Comment avez-vous trouvé vos acteurs ?
Le processus de casting a été intense et long. Il s'agissait de rechercher des acteurs palestiniens et des non-acteurs dans l'ensemble du monde arabe, en se concentrant principalement sur le Liban, la Syrie, la Jordanie, la Palestine, ainsi que la Grèce. Nous avons fait appel à plusieurs directeurs de casting et le processus a duré environ un an, avec des centaines d'auditions pour chaque rôle. J'ai également travaillé en étroite collaboration avec les cinéastes Scandar Copti et Hisham Suleiman, qui m'ont aidée à organiser plusieurs ateliers de casting afin de trouver des personnes nouvelles et authentiques qui transmettent une profondeur émotionnelle, une forte compréhension du sujet et une véritable connexion avec le matériel. Je suis très fier d'avoir découvert Aram Sabbah, qui joue son tout premier rôle, celui de Reda, dans Vers un pays inconnu.

Aviez-vous besoin de décors ou d'une atmosphère particulière ?
Nous avons entièrement tourné le film à Athènes, chaque lieu ayant été soigneusement choisi pour évoquer une atmosphère spécifique et renforcer la narration. Je voulais que l'univers du film ressemble à une jungle urbaine, avec des traits similaires à ceux des camps de réfugiés au Liban que j'ai documentés dans mes œuvres précédentes, ainsi que d'autres paysages urbains si particuliers à Athènes.

Des difficultés particulières sur le tournage ?
Je dirais que le plateau était plein de chaleur et de passion pendant la production, surtout dans le contexte de la guerre en cours en Palestine, ce qui a créé une atmosphère de solidarité et d'amour parmi les acteurs et l'équipe. Comme pour toute production, nous avons dû faire face à notre part de défis sur le plateau. Cependant, c'est grâce au dévouement et à la résilience des acteurs et de l'équipe que nous avons pu relever ces défis et, en fin de compte, donner vie à notre vision.

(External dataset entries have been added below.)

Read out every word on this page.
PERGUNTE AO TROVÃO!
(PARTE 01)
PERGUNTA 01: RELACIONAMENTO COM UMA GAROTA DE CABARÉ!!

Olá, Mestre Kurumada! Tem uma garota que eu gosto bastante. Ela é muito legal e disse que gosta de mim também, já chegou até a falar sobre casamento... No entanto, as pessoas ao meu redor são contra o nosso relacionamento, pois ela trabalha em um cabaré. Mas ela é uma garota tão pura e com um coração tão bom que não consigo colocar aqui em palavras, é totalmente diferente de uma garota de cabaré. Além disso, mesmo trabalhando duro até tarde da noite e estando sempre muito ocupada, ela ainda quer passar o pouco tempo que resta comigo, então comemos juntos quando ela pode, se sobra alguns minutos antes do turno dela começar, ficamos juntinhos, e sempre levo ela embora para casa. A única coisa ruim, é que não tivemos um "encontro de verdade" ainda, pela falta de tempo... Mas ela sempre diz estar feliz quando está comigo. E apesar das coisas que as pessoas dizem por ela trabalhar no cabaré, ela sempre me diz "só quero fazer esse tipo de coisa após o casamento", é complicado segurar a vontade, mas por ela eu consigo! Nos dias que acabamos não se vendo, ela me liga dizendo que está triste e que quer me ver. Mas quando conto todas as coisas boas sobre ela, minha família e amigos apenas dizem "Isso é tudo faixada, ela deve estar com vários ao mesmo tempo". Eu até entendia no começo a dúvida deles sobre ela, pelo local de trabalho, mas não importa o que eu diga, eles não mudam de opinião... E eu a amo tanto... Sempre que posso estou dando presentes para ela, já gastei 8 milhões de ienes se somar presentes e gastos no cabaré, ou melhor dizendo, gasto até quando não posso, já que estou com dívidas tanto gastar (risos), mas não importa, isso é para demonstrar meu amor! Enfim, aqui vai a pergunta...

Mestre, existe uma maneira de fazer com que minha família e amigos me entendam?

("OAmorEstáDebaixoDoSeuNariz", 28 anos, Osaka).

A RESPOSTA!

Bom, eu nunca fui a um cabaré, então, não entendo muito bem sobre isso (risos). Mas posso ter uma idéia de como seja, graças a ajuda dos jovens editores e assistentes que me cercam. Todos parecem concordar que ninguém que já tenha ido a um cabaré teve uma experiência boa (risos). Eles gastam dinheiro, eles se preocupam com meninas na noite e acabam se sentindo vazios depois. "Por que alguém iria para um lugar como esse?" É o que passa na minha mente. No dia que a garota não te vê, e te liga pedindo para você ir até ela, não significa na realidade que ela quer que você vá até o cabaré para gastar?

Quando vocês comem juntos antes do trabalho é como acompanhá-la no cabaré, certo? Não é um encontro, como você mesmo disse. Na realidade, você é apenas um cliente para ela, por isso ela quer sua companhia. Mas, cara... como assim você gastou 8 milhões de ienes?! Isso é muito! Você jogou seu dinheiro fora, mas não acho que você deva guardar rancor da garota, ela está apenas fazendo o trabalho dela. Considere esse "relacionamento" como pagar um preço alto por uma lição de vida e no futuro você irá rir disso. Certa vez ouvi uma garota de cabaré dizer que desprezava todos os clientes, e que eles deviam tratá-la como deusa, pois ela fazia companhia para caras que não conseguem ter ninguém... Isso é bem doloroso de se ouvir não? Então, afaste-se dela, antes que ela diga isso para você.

Cette sélection de la Quinzaine, est-ce un bon cadre pour votre film ?
La production a été achevée le 16 décembre 2023 après 6 semaines (29 jours exactement) de tournage. Être sélectionné à la Quinzaine à Cannes est un immense honneur et une opportunité de partager notre histoire avec un public plus large. La sélection de la Quinzaine est connue pour mettre en avant des films audacieux et novateurs, ce qui en fait un cadre idéal pour que Vers un pays inconnu fasse parler de lui. Je suis particulièrement ému de présenter le seul film palestinien de Cannes. En tant que Palestiniens, nous remettons en question les stéréotypes véhiculés par les médias, mais surtout, nous défions l'invisibilité, un combat que nous menons depuis toujours. Nos histoires sont plus que jamais nécessaires.